Ha'aretz led off its Friday Internet edition quoting a former head of military intelligence who was even more pointed than Peres. As a retired professional, this person might also be said to have wandered improperly onto the political patch. However, this is Israel, which operates by its own flexible rules. Moreover, this former professional has joined a number of his former colleagues in speaking out on this issue.
"It is impossible to rely on Netanyahu and Barak. They are spreading hysteria and panic."
If Israelis with the authority to decide on such things are serious about attacking Iran, the continued discussion in the most public of venues is not the best way to do it. Debating a fateful decision is one thing, but advertising intentions about a military attack is something else.

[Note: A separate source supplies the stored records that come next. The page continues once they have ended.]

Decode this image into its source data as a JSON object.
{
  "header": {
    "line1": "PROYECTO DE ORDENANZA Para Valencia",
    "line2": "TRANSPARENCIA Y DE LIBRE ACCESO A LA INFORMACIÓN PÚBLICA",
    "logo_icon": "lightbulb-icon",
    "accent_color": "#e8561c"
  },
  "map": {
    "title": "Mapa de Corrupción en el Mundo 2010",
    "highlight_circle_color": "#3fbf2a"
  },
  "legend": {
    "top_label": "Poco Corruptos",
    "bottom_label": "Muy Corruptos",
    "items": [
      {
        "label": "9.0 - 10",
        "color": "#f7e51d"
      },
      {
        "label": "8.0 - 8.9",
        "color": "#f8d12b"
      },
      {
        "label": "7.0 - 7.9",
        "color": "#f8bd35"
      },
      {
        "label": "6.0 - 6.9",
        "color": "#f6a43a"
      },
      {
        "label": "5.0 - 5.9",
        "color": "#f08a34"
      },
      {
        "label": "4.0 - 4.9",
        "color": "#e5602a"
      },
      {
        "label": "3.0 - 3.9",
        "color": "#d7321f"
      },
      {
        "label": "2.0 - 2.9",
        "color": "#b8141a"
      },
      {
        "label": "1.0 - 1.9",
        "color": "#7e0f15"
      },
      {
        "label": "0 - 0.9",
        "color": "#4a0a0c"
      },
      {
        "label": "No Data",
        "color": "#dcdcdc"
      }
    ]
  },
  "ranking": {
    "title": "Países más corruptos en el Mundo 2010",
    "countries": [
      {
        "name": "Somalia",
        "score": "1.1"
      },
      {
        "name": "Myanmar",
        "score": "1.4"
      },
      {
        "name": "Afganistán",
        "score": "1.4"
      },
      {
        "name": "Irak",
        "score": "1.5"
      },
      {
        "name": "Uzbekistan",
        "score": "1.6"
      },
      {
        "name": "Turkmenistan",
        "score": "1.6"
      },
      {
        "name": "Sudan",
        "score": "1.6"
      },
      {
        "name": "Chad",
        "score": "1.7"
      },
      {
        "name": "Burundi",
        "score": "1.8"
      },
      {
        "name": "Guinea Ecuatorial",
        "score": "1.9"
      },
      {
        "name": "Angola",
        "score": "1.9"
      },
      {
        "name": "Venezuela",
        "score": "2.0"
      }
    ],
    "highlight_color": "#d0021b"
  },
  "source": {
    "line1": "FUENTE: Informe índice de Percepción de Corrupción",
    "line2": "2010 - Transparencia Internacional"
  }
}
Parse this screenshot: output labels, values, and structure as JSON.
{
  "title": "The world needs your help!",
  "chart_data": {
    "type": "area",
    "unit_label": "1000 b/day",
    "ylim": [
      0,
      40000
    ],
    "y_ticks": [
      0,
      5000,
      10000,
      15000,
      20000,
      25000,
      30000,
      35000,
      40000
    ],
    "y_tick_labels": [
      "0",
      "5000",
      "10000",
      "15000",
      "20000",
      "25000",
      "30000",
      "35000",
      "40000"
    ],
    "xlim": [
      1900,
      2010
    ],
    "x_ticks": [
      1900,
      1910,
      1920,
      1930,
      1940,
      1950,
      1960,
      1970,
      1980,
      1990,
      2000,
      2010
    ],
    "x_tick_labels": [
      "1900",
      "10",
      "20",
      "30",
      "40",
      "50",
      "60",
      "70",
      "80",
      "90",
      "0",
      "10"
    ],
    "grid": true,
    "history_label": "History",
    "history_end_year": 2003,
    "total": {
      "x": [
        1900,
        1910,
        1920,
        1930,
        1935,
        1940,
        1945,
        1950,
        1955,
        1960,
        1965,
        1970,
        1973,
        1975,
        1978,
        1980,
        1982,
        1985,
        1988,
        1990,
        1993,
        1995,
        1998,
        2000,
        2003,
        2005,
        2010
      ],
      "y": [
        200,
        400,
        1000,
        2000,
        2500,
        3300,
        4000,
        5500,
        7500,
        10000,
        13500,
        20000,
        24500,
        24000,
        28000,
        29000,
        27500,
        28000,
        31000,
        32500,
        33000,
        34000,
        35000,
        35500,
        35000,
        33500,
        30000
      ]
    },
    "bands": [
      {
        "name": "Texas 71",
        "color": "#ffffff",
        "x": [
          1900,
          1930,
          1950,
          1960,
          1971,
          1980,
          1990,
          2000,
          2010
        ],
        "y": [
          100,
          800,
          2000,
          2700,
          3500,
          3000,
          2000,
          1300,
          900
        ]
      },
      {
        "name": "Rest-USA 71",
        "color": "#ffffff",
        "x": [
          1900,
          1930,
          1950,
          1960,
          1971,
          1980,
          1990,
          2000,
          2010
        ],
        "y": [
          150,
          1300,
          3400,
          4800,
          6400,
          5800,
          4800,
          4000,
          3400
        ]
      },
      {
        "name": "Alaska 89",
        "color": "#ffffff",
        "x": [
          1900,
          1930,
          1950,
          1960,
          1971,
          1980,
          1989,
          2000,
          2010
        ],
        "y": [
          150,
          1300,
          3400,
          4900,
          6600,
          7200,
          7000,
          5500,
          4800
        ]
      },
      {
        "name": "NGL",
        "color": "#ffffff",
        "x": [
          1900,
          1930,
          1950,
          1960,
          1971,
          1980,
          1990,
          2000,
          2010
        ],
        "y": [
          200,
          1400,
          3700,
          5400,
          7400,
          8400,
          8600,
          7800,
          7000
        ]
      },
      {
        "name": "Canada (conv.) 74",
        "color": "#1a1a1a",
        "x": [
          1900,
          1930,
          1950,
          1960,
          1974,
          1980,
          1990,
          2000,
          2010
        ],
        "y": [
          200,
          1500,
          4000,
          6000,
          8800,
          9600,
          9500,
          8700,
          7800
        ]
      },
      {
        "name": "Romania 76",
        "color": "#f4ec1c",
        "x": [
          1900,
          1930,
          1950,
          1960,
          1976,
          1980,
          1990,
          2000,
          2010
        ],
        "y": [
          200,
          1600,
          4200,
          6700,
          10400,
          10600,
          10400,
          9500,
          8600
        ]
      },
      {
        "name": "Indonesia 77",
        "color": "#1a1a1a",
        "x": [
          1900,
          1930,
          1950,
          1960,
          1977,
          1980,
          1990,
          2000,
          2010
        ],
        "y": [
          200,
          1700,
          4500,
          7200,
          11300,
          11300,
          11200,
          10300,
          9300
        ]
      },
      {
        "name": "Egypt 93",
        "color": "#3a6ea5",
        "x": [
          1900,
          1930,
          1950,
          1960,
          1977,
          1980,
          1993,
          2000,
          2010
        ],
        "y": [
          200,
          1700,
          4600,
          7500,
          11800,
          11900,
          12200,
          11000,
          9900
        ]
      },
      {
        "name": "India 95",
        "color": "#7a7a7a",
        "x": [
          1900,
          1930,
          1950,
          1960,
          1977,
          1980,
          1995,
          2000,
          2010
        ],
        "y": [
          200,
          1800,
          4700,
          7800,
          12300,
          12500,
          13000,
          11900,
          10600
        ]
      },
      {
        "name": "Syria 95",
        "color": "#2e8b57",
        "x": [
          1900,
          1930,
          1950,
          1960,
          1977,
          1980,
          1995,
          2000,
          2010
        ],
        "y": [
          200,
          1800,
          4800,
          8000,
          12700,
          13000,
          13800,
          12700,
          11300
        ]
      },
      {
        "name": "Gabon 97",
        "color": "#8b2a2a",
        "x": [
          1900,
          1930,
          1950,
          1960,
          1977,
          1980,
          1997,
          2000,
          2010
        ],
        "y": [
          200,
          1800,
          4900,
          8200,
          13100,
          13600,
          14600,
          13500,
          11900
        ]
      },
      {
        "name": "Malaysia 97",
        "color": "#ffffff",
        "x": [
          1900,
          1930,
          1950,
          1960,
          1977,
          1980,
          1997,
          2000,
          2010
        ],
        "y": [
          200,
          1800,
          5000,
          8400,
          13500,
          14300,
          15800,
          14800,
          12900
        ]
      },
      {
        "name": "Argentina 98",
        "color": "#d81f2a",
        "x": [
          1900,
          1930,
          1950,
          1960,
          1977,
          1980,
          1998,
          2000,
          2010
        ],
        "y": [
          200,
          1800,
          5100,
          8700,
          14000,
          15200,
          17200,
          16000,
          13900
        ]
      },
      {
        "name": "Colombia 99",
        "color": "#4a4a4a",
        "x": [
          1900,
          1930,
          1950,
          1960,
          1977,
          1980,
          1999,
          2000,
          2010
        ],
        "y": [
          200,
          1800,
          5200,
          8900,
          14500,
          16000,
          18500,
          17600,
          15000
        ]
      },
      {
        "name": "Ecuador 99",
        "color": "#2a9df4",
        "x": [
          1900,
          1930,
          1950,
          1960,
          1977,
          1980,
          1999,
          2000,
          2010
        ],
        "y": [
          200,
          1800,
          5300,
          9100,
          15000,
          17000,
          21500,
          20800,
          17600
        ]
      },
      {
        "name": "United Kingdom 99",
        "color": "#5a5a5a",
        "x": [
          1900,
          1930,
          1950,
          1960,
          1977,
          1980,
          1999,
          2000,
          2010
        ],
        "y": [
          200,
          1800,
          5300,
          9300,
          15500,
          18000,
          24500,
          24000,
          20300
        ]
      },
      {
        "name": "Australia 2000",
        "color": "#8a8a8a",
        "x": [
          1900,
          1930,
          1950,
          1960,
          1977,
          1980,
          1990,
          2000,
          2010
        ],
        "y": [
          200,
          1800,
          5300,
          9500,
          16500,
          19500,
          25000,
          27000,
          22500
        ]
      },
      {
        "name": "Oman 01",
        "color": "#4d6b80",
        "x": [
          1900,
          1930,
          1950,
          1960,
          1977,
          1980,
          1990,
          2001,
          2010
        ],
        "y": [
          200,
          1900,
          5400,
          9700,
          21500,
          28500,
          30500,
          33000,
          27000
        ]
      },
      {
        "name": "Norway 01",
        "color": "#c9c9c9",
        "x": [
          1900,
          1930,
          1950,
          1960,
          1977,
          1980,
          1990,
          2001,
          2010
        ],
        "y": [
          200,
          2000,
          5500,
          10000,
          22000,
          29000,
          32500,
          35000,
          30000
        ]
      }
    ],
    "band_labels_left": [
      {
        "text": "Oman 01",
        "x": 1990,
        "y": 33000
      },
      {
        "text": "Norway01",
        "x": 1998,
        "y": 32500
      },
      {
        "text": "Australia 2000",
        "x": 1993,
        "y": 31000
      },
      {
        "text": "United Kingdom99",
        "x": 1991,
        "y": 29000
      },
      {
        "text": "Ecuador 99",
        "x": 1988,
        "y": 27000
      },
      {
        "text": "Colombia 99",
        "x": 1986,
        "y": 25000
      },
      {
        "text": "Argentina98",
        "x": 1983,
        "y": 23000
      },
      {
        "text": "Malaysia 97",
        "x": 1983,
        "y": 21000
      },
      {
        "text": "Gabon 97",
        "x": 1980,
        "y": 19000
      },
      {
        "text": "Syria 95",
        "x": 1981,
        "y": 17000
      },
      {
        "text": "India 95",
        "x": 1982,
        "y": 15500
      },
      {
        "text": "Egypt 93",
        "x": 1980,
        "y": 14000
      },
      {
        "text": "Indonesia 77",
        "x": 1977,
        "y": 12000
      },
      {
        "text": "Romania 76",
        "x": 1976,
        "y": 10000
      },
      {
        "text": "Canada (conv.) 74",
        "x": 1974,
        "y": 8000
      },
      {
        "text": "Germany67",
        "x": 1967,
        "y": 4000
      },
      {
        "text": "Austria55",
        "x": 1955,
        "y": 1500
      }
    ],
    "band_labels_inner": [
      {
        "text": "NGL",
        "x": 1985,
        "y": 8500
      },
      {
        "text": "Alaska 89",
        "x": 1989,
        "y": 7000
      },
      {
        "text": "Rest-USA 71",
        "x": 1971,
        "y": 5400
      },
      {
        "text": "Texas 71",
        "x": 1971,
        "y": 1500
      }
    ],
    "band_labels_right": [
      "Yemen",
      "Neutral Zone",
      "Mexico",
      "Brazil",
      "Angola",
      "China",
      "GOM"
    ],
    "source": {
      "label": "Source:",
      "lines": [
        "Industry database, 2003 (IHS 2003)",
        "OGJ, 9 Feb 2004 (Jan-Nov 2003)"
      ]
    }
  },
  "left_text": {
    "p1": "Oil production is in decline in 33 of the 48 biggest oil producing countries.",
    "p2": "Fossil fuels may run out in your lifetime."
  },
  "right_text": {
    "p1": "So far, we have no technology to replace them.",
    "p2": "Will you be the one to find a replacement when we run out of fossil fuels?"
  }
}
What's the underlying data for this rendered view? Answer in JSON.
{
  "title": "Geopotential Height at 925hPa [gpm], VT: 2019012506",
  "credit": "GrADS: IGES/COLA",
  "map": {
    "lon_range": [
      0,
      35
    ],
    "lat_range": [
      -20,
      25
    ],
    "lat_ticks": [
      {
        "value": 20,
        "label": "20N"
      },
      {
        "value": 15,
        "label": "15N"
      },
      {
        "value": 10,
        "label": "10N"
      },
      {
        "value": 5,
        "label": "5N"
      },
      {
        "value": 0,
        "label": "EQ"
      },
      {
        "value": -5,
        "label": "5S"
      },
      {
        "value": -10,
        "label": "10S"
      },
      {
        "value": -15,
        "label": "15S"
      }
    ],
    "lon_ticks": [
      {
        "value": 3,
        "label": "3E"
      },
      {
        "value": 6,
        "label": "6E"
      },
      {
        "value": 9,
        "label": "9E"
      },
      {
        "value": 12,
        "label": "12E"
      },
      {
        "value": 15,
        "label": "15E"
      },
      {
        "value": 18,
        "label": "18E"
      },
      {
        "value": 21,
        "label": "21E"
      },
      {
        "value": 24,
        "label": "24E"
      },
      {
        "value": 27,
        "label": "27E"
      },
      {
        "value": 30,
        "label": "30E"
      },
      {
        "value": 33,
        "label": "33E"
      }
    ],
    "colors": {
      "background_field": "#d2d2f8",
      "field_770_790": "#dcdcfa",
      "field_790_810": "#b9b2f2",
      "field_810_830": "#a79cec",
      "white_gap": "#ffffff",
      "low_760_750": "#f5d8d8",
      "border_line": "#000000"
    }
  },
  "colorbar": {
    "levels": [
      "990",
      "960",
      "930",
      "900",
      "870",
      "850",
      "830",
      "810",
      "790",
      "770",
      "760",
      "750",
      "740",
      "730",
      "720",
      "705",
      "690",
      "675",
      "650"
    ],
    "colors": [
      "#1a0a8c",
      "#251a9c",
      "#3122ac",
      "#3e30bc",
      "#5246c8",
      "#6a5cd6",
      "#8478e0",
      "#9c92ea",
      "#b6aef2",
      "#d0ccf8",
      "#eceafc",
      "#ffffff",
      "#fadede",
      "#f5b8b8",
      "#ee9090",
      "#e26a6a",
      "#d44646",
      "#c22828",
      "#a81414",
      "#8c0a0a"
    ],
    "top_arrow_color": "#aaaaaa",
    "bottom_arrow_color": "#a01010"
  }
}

On the other hand, if the intention is to spur the United States to action, the demonstration of nervous Jews arguing about a pre-emptive strike against the possibility of a nuclear Holocaust, and accusing one another of panicking in the context of an American presidential election, may be just what the doctor ordered.
It is far from the capacity of simple citizen observers to know what is serious dispute and what is performance at the pinnacle of Israeli politics. It may all be meant to get the Americans into action by suggesting that Israel might pull them in at an inconvenient time if they don't move with greater resolution.
I brought along my American passport during our recent trip to Scandinavia, against the prospect of an attack, the resulting stoppage of all passenger air traffic into a war zone, and the need to call in some of those refuge offers that we heard during previous crises. Now that we have made it back home, Varda is inquiring about the acquisition of gas masks.
During the crisis with Iraq in the early 1990s there was a national campaign to equip us all with masks and the antidote atropine, along with instructions on how to seal rooms with plastic sheeting, masking tape, and wet towels under the door. The gas didn't come, perhaps because Israel was said to have warned Iraq that its response would be nuclear. Some years later the government recalled all the mask kits, and has been confused and confusing about replacing them. The mass distribution is expensive, and an official report suggests that they may not be all that effective. A threat of nuclear retaliation might do the same job more efficiently.